Average gold mining costs fell 14 percent in the third quarter from the second quarter and were down 1 percent from last year, according to Barclays, while gold prices have fallen 9 percent in the past two months.
Tyler Broda of Nomura said Friday that the Fed’s discussion of a possible cut in its $85 billion-per-month bond buying has driven sentiment, and high interest rates have encouraged disinvestment in gold.
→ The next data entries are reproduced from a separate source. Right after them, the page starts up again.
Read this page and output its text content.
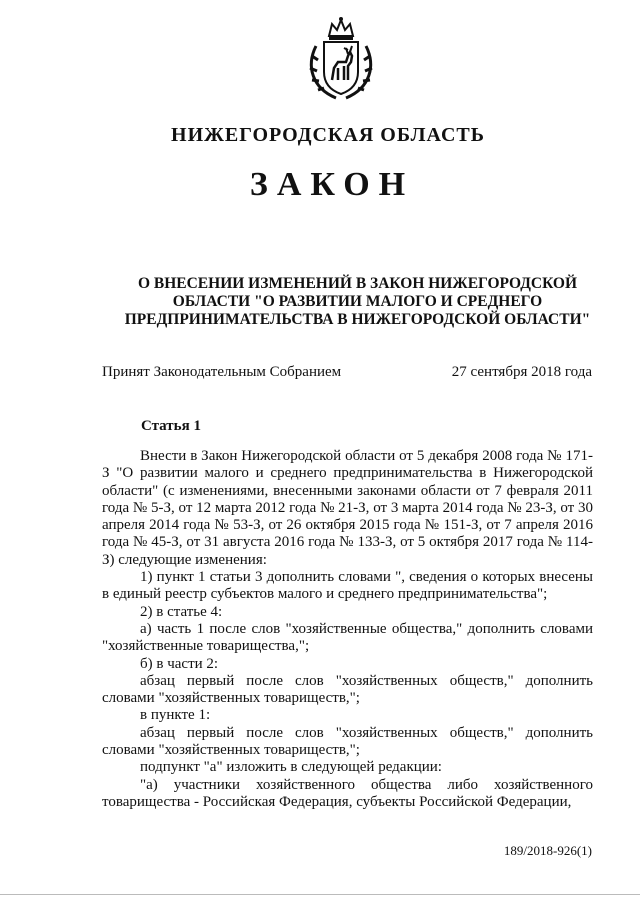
НИЖЕГОРОДСКАЯ ОБЛАСТЬ
ЗАКОН
О ВНЕСЕНИИ ИЗМЕНЕНИЙ В ЗАКОН НИЖЕГОРОДСКОЙ ОБЛАСТИ "О РАЗВИТИИ МАЛОГО И СРЕДНЕГО ПРЕДПРИНИМАТЕЛЬСТВА В НИЖЕГОРОДСКОЙ ОБЛАСТИ"
Принят Законодательным Собранием	27 сентября 2018 года
Статья 1

Внести в Закон Нижегородской области от 5 декабря 2008 года № 171-З "О развитии малого и среднего предпринимательства в Нижегородской области" (с изменениями, внесенными законами области от 7 февраля 2011 года № 5-З, от 12 марта 2012 года № 21-З, от 3 марта 2014 года № 23-З, от 30 апреля 2014 года № 53-З, от 26 октября 2015 года № 151-З, от 7 апреля 2016 года № 45-З, от 31 августа 2016 года № 133-З, от 5 октября 2017 года № 114-З) следующие изменения:

1) пункт 1 статьи 3 дополнить словами ", сведения о которых внесены в единый реестр субъектов малого и среднего предпринимательства";

2) в статье 4:

а) часть 1 после слов "хозяйственные общества," дополнить словами "хозяйственные товарищества,";

б) в части 2:

абзац первый после слов "хозяйственных обществ," дополнить словами "хозяйственных товариществ,";

в пункте 1:

абзац первый после слов "хозяйственных обществ," дополнить словами "хозяйственных товариществ,";

подпункт "а" изложить в следующей редакции:

"а) участники хозяйственного общества либо хозяйственного товарищества - Российская Федерация, субъекты Российской Федерации,

189/2018-926(1)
Second, a lack of rebound in Indian gold imports has outweighed another year of record Chinese demand.
“We remain bearish on 2014 prices on the margin, but the magnitude of the 2013 moves is starting to set the base for the next cycle, in our view,” Broda said.
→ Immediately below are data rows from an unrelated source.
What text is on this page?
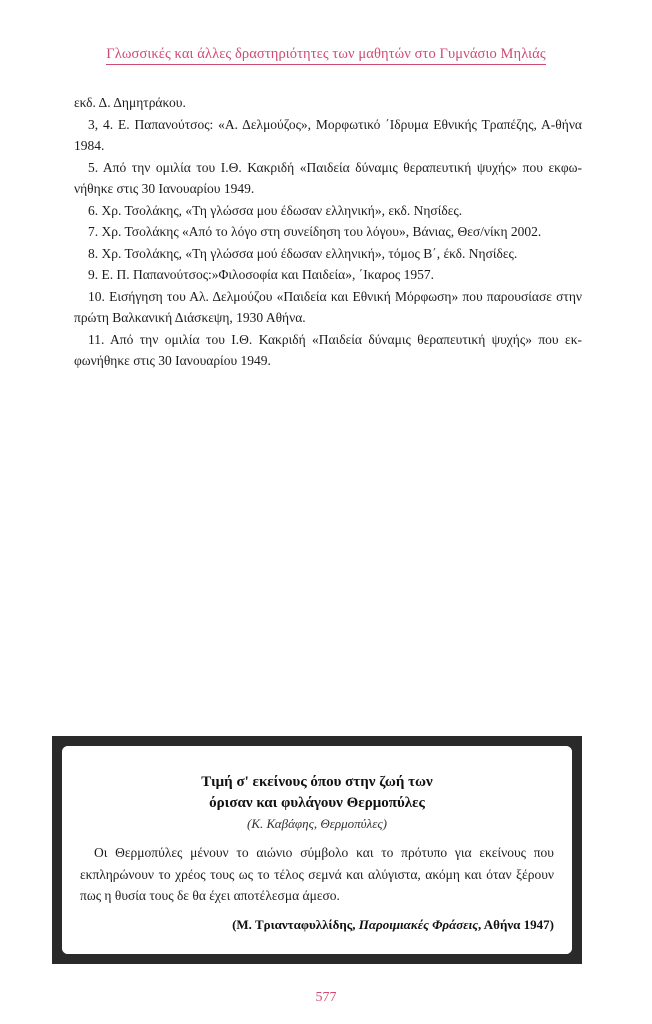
Γλωσσικές και άλλες δραστηριότητες των μαθητών στο Γυμνάσιο Μηλιάς

εκδ. Δ. Δημητράκου.

3, 4. Ε. Παπανούτσος: «Α. Δελμούζος», Μορφωτικό ΄Ιδρυμα Εθνικής Τραπέζης, Α-θήνα 1984.

5. Από την ομιλία του Ι.Θ. Κακριδή «Παιδεία δύναμις θεραπευτική ψυχής» που εκφω-νήθηκε στις 30 Ιανουαρίου 1949.

6. Χρ. Τσολάκης, «Τη γλώσσα μου έδωσαν ελληνική», εκδ. Νησίδες.

7. Χρ. Τσολάκης «Από το λόγο στη συνείδηση του λόγου», Βάνιας, Θεσ/νίκη 2002.

8. Χρ. Τσολάκης, «Τη γλώσσα μού έδωσαν ελληνική», τόμος Β΄, έκδ. Νησίδες.

9. Ε. Π. Παπανούτσος:»Φιλοσοφία και Παιδεία», ΄Ικαρος 1957.

10. Εισήγηση του Αλ. Δελμούζου «Παιδεία και Εθνική Μόρφωση» που παρουσίασε στην πρώτη Βαλκανική Διάσκεψη, 1930 Αθήνα.

11. Από την ομιλία του Ι.Θ. Κακριδή «Παιδεία δύναμις θεραπευτική ψυχής» που εκ-φωνήθηκε στις 30 Ιανουαρίου 1949.

Τιμή σ' εκείνους όπου στην ζωή των
όρισαν και φυλάγουν Θερμοπύλες

(Κ. Καβάφης, Θερμοπύλες)

Οι Θερμοπύλες μένουν το αιώνιο σύμβολο και το πρότυπο για εκείνους που εκπληρώνουν το χρέος τους ως το τέλος σεμνά και αλύγιστα, ακόμη και όταν ξέρουν πως η θυσία τους δε θα έχει αποτέλεσμα άμεσο.

(Μ. Τριανταφυλλίδης, Παροιμιακές Φράσεις, Αθήνα 1947)

577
The fall in prices seems to have given gold producers extra pressure to reduce costs of production, and despite increases in some underlying costs of production in a few key regions, gold producers have been largely successful in cutting costs.
In the third quarter, cash costs for gold fell to $654 per ounce from last quarter’s average $764 per ounce, well below current prices at about $1,200 per ounce, according to Barclays. Costs are highest in South Africa ($928 per ounce), where producers agreed this year to wage increases of 7.5 percent to 8 percent. Costs are relatively low in Indonesia ($414 per ounce), Russia ($515 per ounce) and China ($549 per ounce).
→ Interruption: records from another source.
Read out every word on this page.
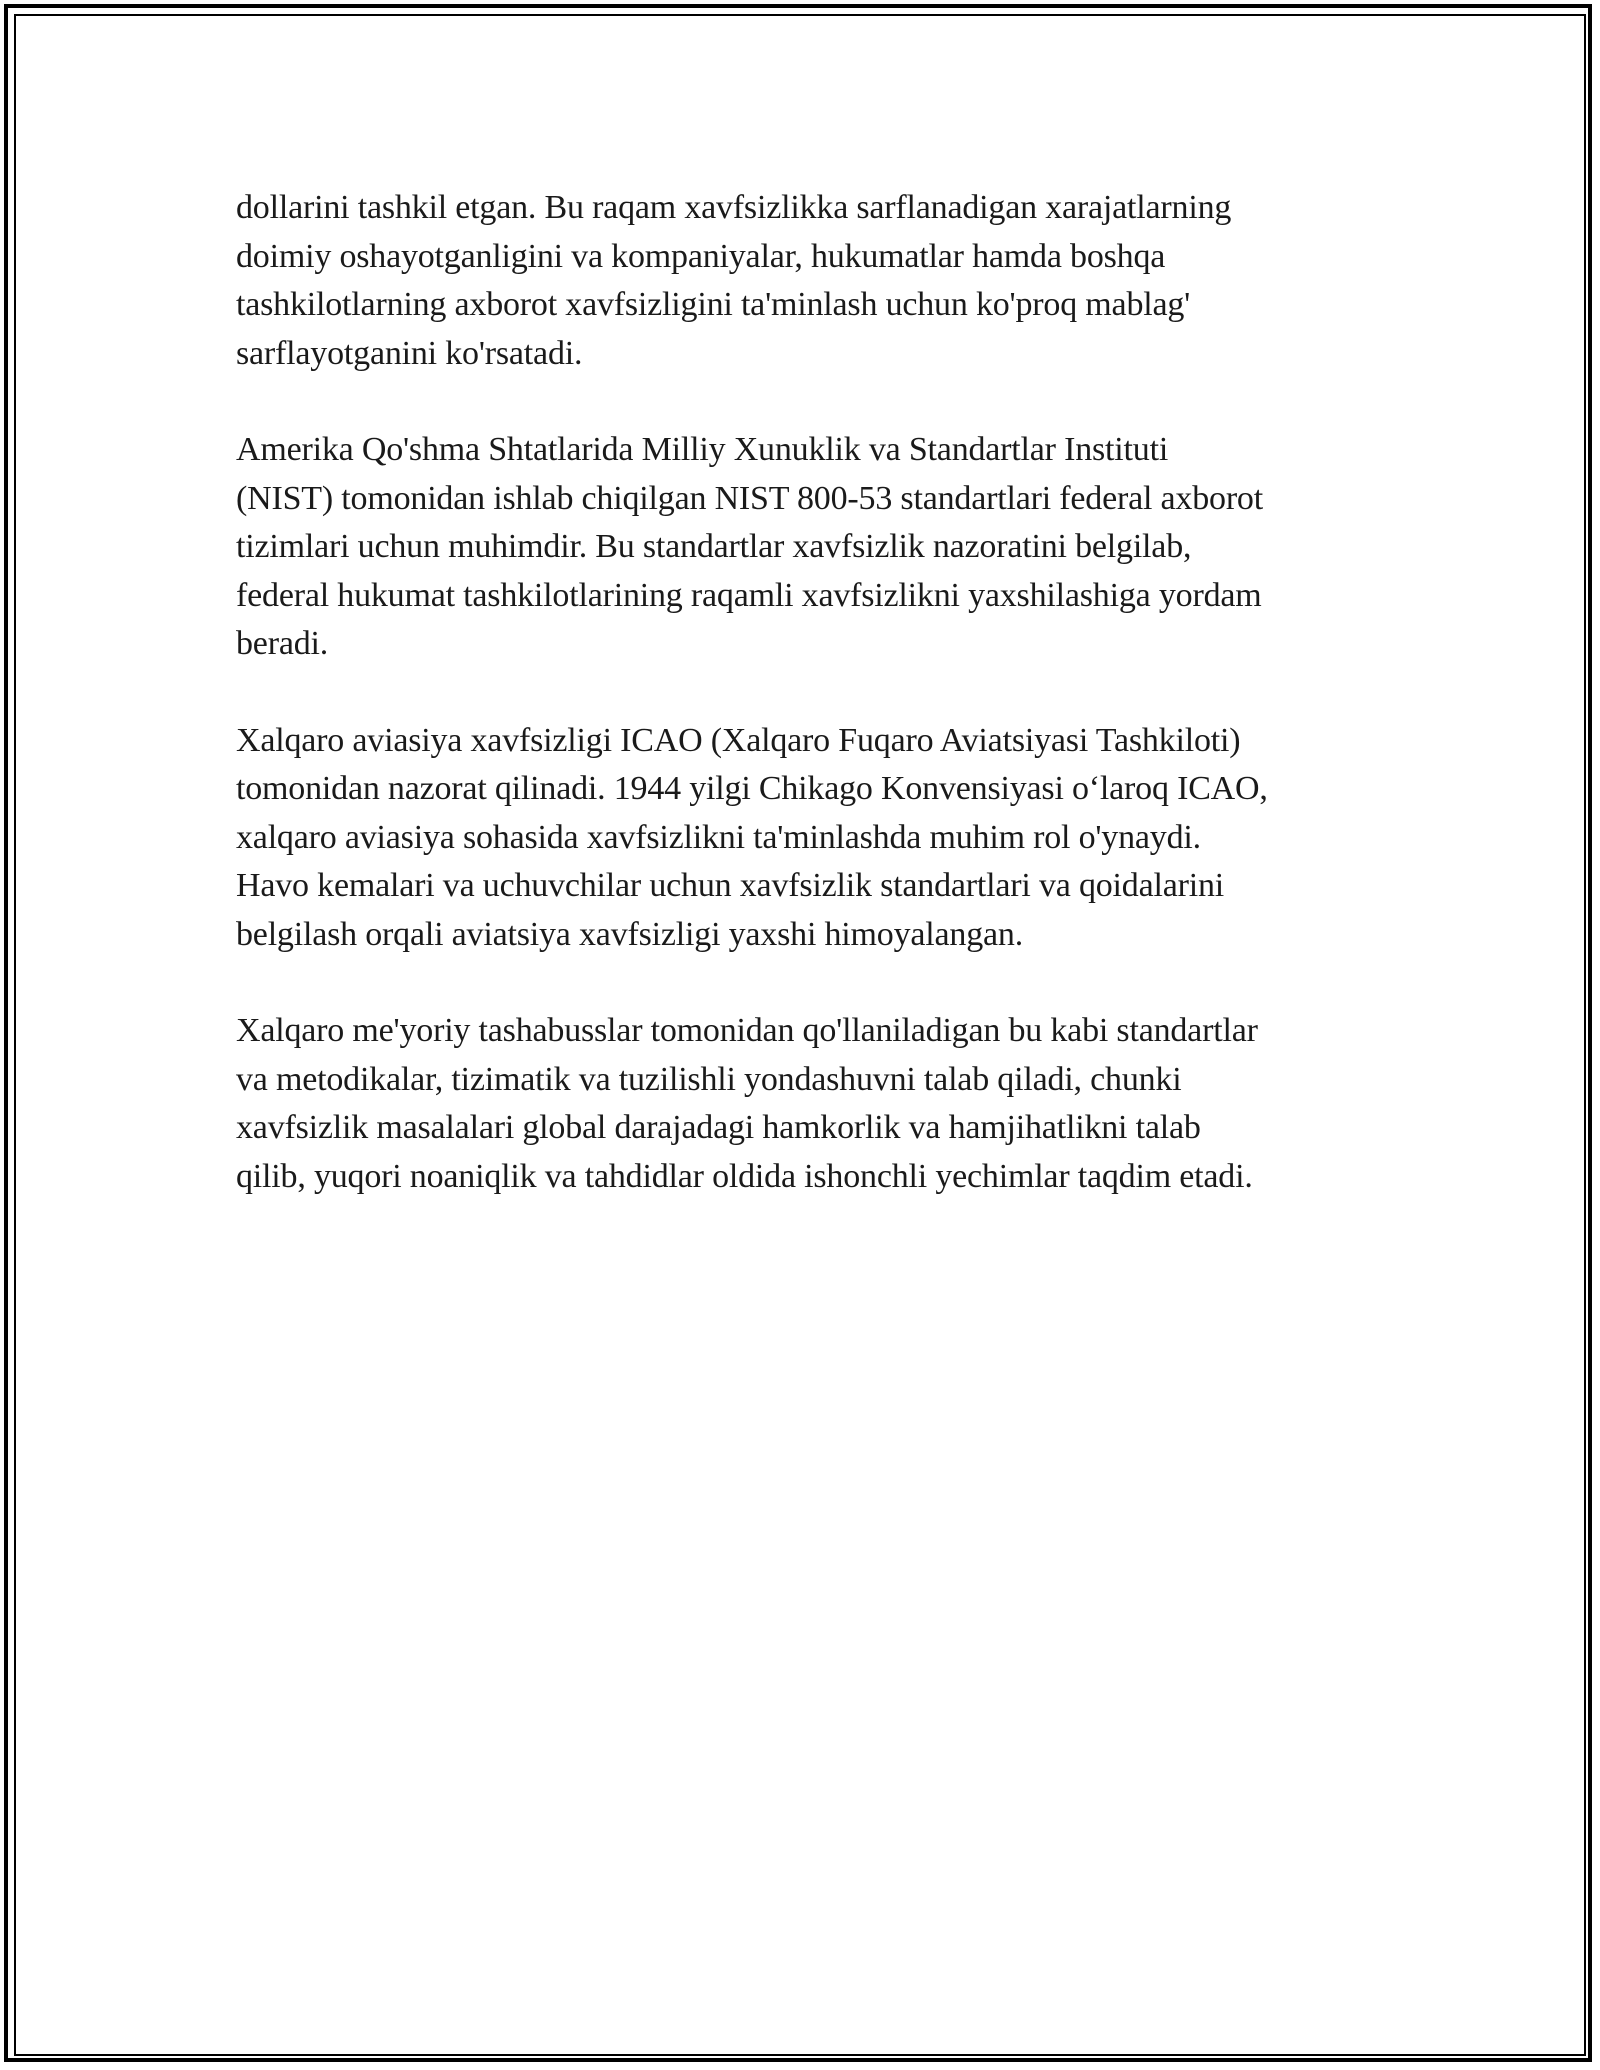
dollarini tashkil etgan. Bu raqam xavfsizlikka sarflanadigan xarajatlarning
doimiy oshayotganligini va kompaniyalar, hukumatlar hamda boshqa
tashkilotlarning axborot xavfsizligini ta'minlash uchun ko'proq mablag'
sarflayotganini ko'rsatadi.

Amerika Qo'shma Shtatlarida Milliy Xunuklik va Standartlar Instituti
(NIST) tomonidan ishlab chiqilgan NIST 800-53 standartlari federal axborot
tizimlari uchun muhimdir. Bu standartlar xavfsizlik nazoratini belgilab,
federal hukumat tashkilotlarining raqamli xavfsizlikni yaxshilashiga yordam
beradi.

Xalqaro aviasiya xavfsizligi ICAO (Xalqaro Fuqaro Aviatsiyasi Tashkiloti)
tomonidan nazorat qilinadi. 1944 yilgi Chikago Konvensiyasi o‘laroq ICAO,
xalqaro aviasiya sohasida xavfsizlikni ta'minlashda muhim rol o'ynaydi.
Havo kemalari va uchuvchilar uchun xavfsizlik standartlari va qoidalarini
belgilash orqali aviatsiya xavfsizligi yaxshi himoyalangan.

Xalqaro me'yoriy tashabusslar tomonidan qo'llaniladigan bu kabi standartlar
va metodikalar, tizimatik va tuzilishli yondashuvni talab qiladi, chunki
xavfsizlik masalalari global darajadagi hamkorlik va hamjihatlikni talab
qilib, yuqori noaniqlik va tahdidlar oldida ishonchli yechimlar taqdim etadi.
“Among other moves meant to cut costs, producers disposed of certain operations and drove down administrative costs,” Christopher Louney of Barclays said Friday. “While these moves have been largely successful, as evidenced by a step down in costs across the entire curve, a sustained downward move in cash costs is unlikely to extend over the long term, in our view.”
That’s because most costs have not fallen due to better grades, better technology, or falling labor or electricity costs, all items that would suggest a more long-term improvement in costs.